To develop informed and responsible citizens and to provide an understanding of the U.S. Army in support of national objectives.

     It was rejected by the study group because it did not address all the Defense Department’s objectives for the program’s need for academic credibility. Gen. Wickham then recommended a more detailed and ambitious mission statement.

To help develop informed and responsible citizens, aid the growth of their leadership potential, strengthen their character through teaching of the values associated with service life, acquaint them with the technology inherent to a modern Armed Force, and promote an understanding of the historical role of citizen-soldiers and their service and sacrifice to the nation, thereby creating an interest in military service as a career.

     Another recommendation of the study group centered on making JROTC a more prolific source of recruits for the Army. It believed that a more thorough exploitation of the sponsorship program, which matched JROTC units with local Army organizations, was one way to promote this end. TRADOC was urged to develop a plan to define and institutionalize JROTC-Army relationships across the nation. The plan, the study group felt, should include provisions for the Army to provide training support and equipment loans to and conduct displays and demonstrations for JROTC.

     A third recommendation was for TRADOC to create a centralized management system for JROTC. Such a system could enforce JROTC regulations, set standards and policy, accomplish inter-service coordination, act as liaison with educational institutions, and monitor the accrediting process for establishing or disestablishing units – all tasks that were not being handled effectively within the existing system.

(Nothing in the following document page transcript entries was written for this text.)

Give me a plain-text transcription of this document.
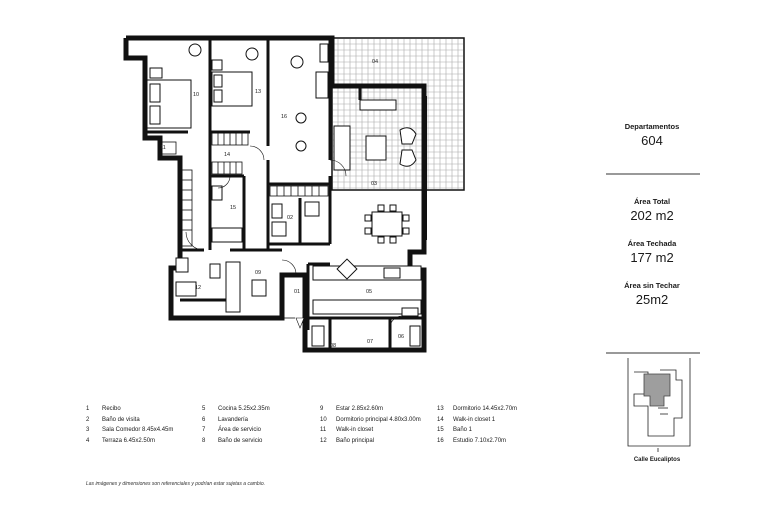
01
02
03
04
05
06
07
08
09
10
11
12
13
14
15
16
Departamentos
604
Área Total
202 m2
Área Techada
177 m2
Área sin Techar
25m2
Calle Eucaliptos
1 Recibo
2 Baño de visita
3 Sala Comedor 8.45x4.45m
4 Terraza 6.45x2.50m
5 Cocina 5.25x2.35m
6 Lavandería
7 Área de servicio
8 Baño de servicio
9 Estar 2.85x2.60m
10 Dormitorio principal 4.80x3.00m
11 Walk-in closet
12 Baño principal
13 Dormitorio 14.45x2.70m
14 Walk-in closet 1
15 Baño 1
16 Estudio 7.10x2.70m
Las imágenes y dimensiones son referenciales y podrían estar sujetas a cambio.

The study group called for the creation of a separate directorate within the Office of the DCSROTC charged with the responsibility of managing all aspects of JROTC.

     The DCSROTC, Maj. Gen. Prillaman, took exception to many of the report’s findings, especially those that recommended a closer and more visible JROTC-Army relationship. He did not want JROTC to be perceived primarily as a recruiting device for the regular Army, a perception that inevitably would have developed if the study group's agenda had been adopted. Thus, when the JRIP was submitted to Gen. Richardson on Feb. 27, it included few of the study group’s recommendations.

     Gen. Wickham approved the JRIP on Apr. 30, 1986. He told the TRADOC Commander to proceed as far as he could with available resources and directed his DCSPER to assist with those parts of the plan that were beyond TRADOC’s capacity. The final version of the JRIP was designed to improve JROTC in three ways – to enhance the program’s image by upgrading cadet appearance and discipline and conducting summer camps, to raise cadre quality and performance by clarifying and stiffening selection and retention criteria, and to improve JROTC management by establishing an evaluation plan and developing a computerized information system. The JRIP initiatives scheduled for implementation in 1987 included a contract for training materials, regulations detailing cadre and cadet appearance standards, and cadre performance appraisals and certification procedures. Gen. Wickham’s mission statement was adopted but never really used.

     When considered in its totality, the JRIP, as designed and implemented by the DCSROTC, represented incremental not revolutionary change. The program of instruction was revised to make JROTC more relevant to the needs of the Army and national defense establishment in the 1980s and program administration was streamlined to promote greater efficiency, but the JROTC’s bottom line remained the same. The program continued to be viewed as it had been traditionally – as a source of enlisted recruits, as a way to create sympathy for and an appreciation of the military in the society at large, and as a means by which adolescents could be indoctrinated with the ideals and values of American nativist culture.